Monday, January 26, 2009
Information is moving to us at a rate that is impossible to filter and make meaningful. We've moved beyond wondering what is valuable, and now merely stop at what's good enough.
You couldn't find what you wanted to, even if you had the time. Google shouldn't be helping us to search for interesting things, it should be helping us weed it all out.
Writer Clay Shirky calls it “filter failure.” The model of one producer creating content for a million (or more) consumers has been supplanted by the rise of an age in which a million consumers are producing content - for everyone else. The problem with this is that no money changes hands. It’s all free labor, and hard if not impossible to monetize.
If you can grab it for free, what is the financial motivation to supply it? How do you create value for an audience that has so much at its disposal that there is no apparent incentive to look for something out of the way?
You can't get them to pay for it. So much is deliverable to your desktop, the object-based/ widget-selling/ limited resource model is about over.
Perhaps the secret is traffic? That doesn't translate into money changing hands on the back-end, either. Netflix, Amazon, and YouTube all claim the vast majority of traffic for their respective market niches, yet seem to be losing money on each individual transaction. They've functioned in the red since their inceptions, yet behind the scenes, these properties become more and more valuable each time someone leverages a golden parachute or stock's traded for ownership stakes.
Amazon isn't interested in selling books at a profit, but rather in having a piece of every book that sells; used, new, or digital. Wanna buy a Kindle? $350. Yet a download of "Treasure Island" costs 10c. It's the opposite of the razor blade rubric.
The value of these companies have been in the larger philosophical IPO realm up to now, outside the normal capitalist circles most of us understand, and that have been doing so well by the stock market lately.
When the cost of providing access far exceeds the possible profits from supplying content (let alone creating it), it's no wonder everything old is new again. Why spend any time developing or convincing audiences that there's something new under the sun.
It even says in Ecclesiastes that there's nothing new under the sun. And that was a long time ago.

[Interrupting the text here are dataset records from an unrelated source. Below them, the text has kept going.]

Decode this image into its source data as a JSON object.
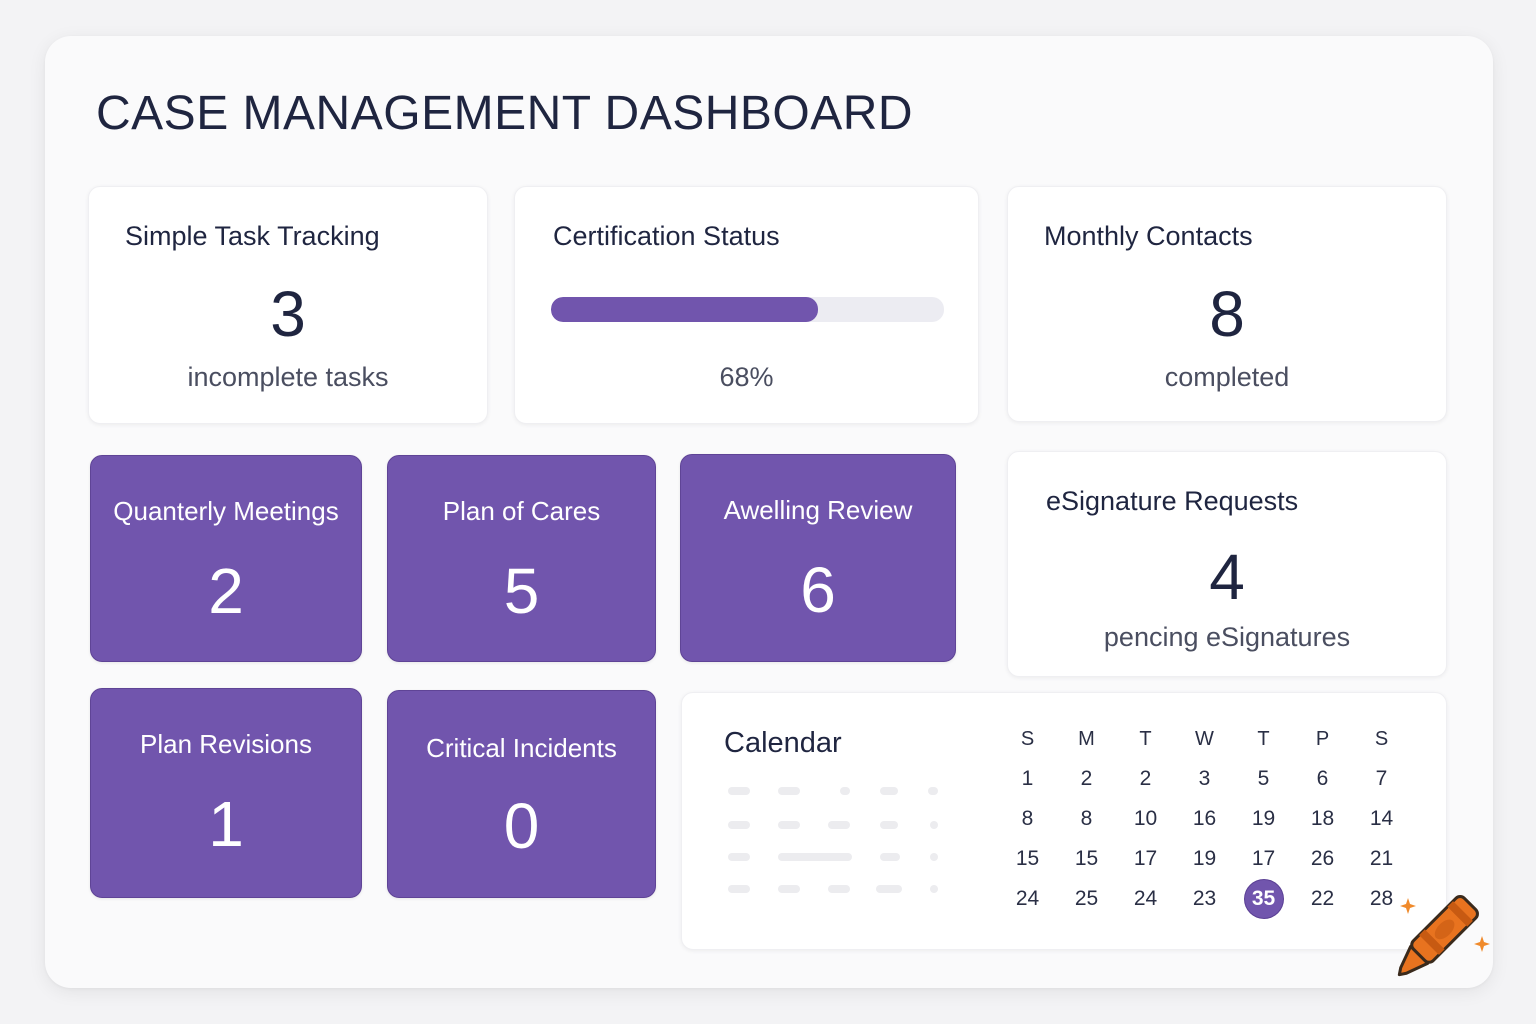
{
  "title": "CASE MANAGEMENT DASHBOARD",
  "colors": {
    "accent": "#7155ad",
    "background": "#fafafb",
    "crayon": "#e8731f"
  },
  "task_tracking": {
    "title": "Simple Task Tracking",
    "count": "3",
    "label": "incomplete tasks"
  },
  "certification": {
    "title": "Certification Status",
    "progress": 0.68,
    "percent_label": "68%"
  },
  "monthly_contacts": {
    "title": "Monthly Contacts",
    "count": "8",
    "label": "completed"
  },
  "esignature": {
    "title": "eSignature Requests",
    "count": "4",
    "label": "pencing eSignatures"
  },
  "tiles": [
    {
      "label": "Quanterly Meetings",
      "count": "2"
    },
    {
      "label": "Plan of Cares",
      "count": "5"
    },
    {
      "label": "Awelling Review",
      "count": "6"
    },
    {
      "label": "Plan Revisions",
      "count": "1"
    },
    {
      "label": "Critical Incidents",
      "count": "0"
    }
  ],
  "calendar": {
    "title": "Calendar",
    "weekdays": [
      "S",
      "M",
      "T",
      "W",
      "T",
      "P",
      "S"
    ],
    "weeks": [
      [
        "1",
        "2",
        "2",
        "3",
        "5",
        "6",
        "7"
      ],
      [
        "8",
        "8",
        "10",
        "16",
        "19",
        "18",
        "14"
      ],
      [
        "15",
        "15",
        "17",
        "19",
        "17",
        "26",
        "21"
      ],
      [
        "24",
        "25",
        "24",
        "23",
        "35",
        "22",
        "28"
      ]
    ],
    "highlighted": "35"
  },
  "decorations": {
    "crayon_icon": "crayon-icon",
    "sparkle_icon": "sparkle-icon"
  }
}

It will take you 10 lifetimes to get through what's already out there. They tried to get your interest by going deep into the vaults and releasing all the old catalog on DVD. Now we've figured out that the Long Tail is an elegant concept that doesn't actually play out in the real world. 99% of the people really do purchase only 1% of the content.
Still. Providing content is a blockbuster-driven business, and the infinitely democratic promise of the Internet actually makes it more so now than the pre-Amazon/bricks-and-mortar days of the '80s.
There's so much shit out there, you have to look at the lists, the diggs, the del.ici.ouses (del.ici.i? del.ici.eaux?) to see what everyone else is interested in. There's no other way to filter it.
It's information overload.
Traffic in itself is a virtual presence, a mob-acknowledgement to popularity which subscribes value to something as well. Maybe the joke is true - they lose a dollar on every transaction but make it up on the volume.